Down under at CERN
To start, we knew we were close to Geneva but were a bit
unsure how close. We can know say without traffic we are a six and a half hour
drive away. The driving part was the easy part. The getting a tour of CERN was
the harder part. I clicked on CERN’s website, navigated through to individual
tours and then found nothing available. We finally figured out that the tours
are made available two weeks in advance and fill up immediately. They are free.
We stayed up to midnight one night and scored a tour. I excitedly told the kids
about it at breakfast. They yawned. Phil wrote directly to the visitors’ center
and got a longer tour, which we ended up taking. Once there, we realized experiments
were soon to start. With the accelerator running, no tours will be available
for the next couple of years. We really felt like we scored some amazing
tickets; sell out performance of a farewell tour. Well, kind of.
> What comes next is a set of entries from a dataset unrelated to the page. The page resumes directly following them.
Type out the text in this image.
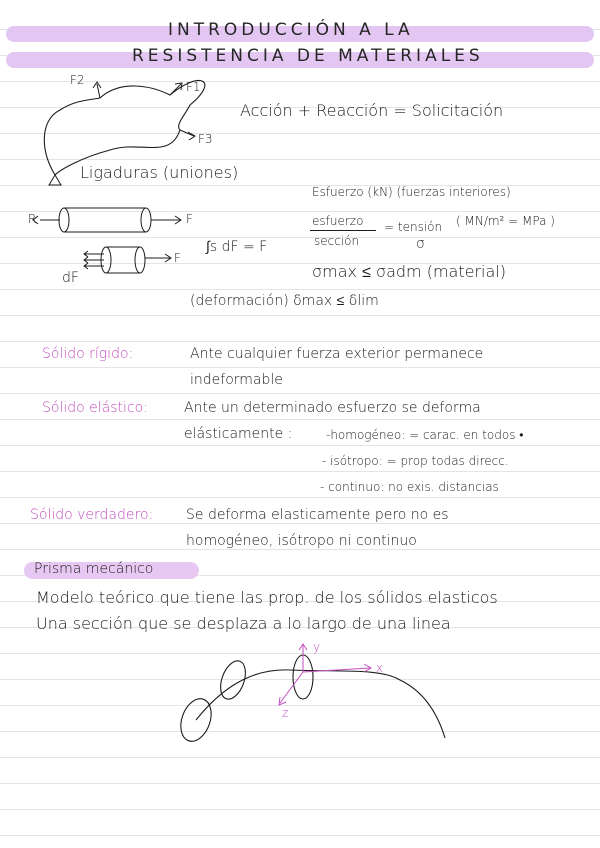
INTRODUCCIÓN A LA
RESISTENCIA DE MATERIALES
F2	F1
F3
Ligaduras (uniones)
Acción + Reacción = Solicitación
Esfuerzo (kN) (fuerzas interiores)
esfuerzo
sección
= tensión
σ
( MN/m² = MPa )
∫s dF = F
σmax ≤ σadm (material)
(deformación) δmax ≤ δlim
R	F
F
dF
Sólido rígido:	Ante cualquier fuerza exterior permanece
indeformable
Sólido elástico:	Ante un determinado esfuerzo se deforma
elásticamente :	-homogéneo: = carac. en todos •
- isótropo: = prop todas direcc.
- continuo: no exis. distancias
Sólido verdadero: Se deforma elasticamente pero no es
homogéneo, isótropo ni continuo
Prisma mecánico
Modelo teórico que tiene las prop. de los sólidos elasticos
Una sección que se desplaza a lo largo de una linea
y
x
z
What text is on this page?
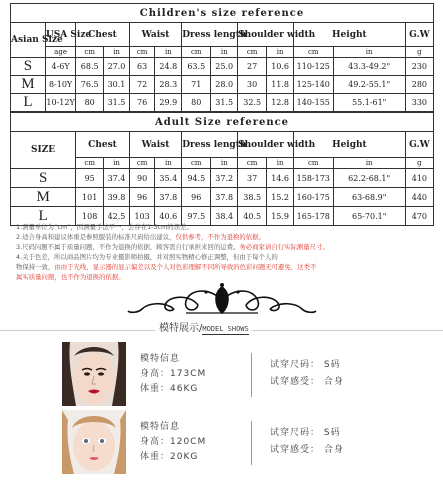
Children's size reference												
Asian Size	USA Size	Chest		Waist		Dress length		Shoulder width		Height		G.W
	age	cm	in	cm	in	cm	in	cm	in	cm	in	g
S	4-6Y	68.5	27.0	63	24.8	63.5	25.0	27	10.6	110-125	43.3-49.2"	230
M	8-10Y	76.5	30.1	72	28.3	71	28.0	30	11.8	125-140	49.2-55.1"	280
L	10-12Y	80	31.5	76	29.9	80	31.5	32.5	12.8	140-155	55.1-61"	330
Adult Size reference											
SIZE	Chest		Waist		Dress length		Shoulder width		Height		G.W
	cm	in	cm	in	cm	in	cm	in	cm	in	g
S	95	37.4	90	35.4	94.5	37.2	37	14.6	158-173	62.2-68.1"	410
M	101	39.8	96	37.8	96	37.8	38.5	15.2	160-175	63-68.9"	440
L	108	42.5	103	40.6	97.5	38.4	40.5	15.9	165-178	65-70.1"	470

1.测量单位为“cm”，因测量手法不一，会存在1-3cm的误差。

2.适合身高和建议体重是参照服装的标准尺码给出建议，仅供参考，不作为退换的依据。

3.尺码问题不属于质量问题，不作为退换的依据，顾客需自行承担来回的运费。务必商家请自行实际测量尺寸。

4.关于色差，所以商品图片均为专业摄影师拍摄，并对照实物精心修正调整，但由于每个人的

物保持一致，由由于光线，显示器的显示偏差以及个人对色彩理解不同所导致的色彩问题无可避免，这类不

属实质量问题，也不作为退换的依据。

模特展示/MODEL SHOWS
模特信息
身高：173CM
体重：46KG
试穿尺码： S码
试穿感受： 合身
模特信息
身高：120CM
体重：20KG
试穿尺码： S码
试穿感受： 合身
Scientists from 22 member countries make up CERN, which
started in 1954 with only 12 members. All sorts of technologies have come out
of CERN, including the original computer on which the first web page was
created. And they claim the world wide web was developed out of a system of
communication between their member scientists. The main facility at CERN is the
Large Hadron Collider, which runs underground in a 17 kilometer loop beneath
the idyllic French and Swiss countryside. We learned how 2 beams of protons
(from hydrogen gas) were accelerated (magnets, vacuums and helium) and crashed
into each other, going in opposite directions.
And the kids kept asking when we got to go underground.
Underground was our next stop, the CMS (Compact Muon Solenoid) detector. We
learned these protons are clumped together in a bunch with 100 billion protons
in a bunch, 2,800 bunches zooming around the loop. We were told that collisions
between protons can make 1000 particles and CMS takes 100 million snapshots per
second of which only 100 pictures of particles per second are saved. With that,
we put on our hard hats and took an elevator down deep, down 100 meters. It was
breath taking. And just where the Higgs-Boson particle was captured for the
first time two years ago.
Moving around the tour, we passed from Switzerland into
France and back again. The first physicist we were with was a Spanish guy and
the second a Chinese woman. They both loved working at CERN and living in
Switzerland. On our
long car ride, Tori had an assignment to write a poem- in French-and read the book Hatchett in German. Tori often says she
doesn’t want to be a translator when she grows up. I told the kids to consider
being a physicist at CERN and using their languages there. The girls rolled their eyes but Adam said maybe, but
only an experimental physicist, not a theoretical one. He definitely got the excitement of smashing
two beams of protons together and that was the main thing.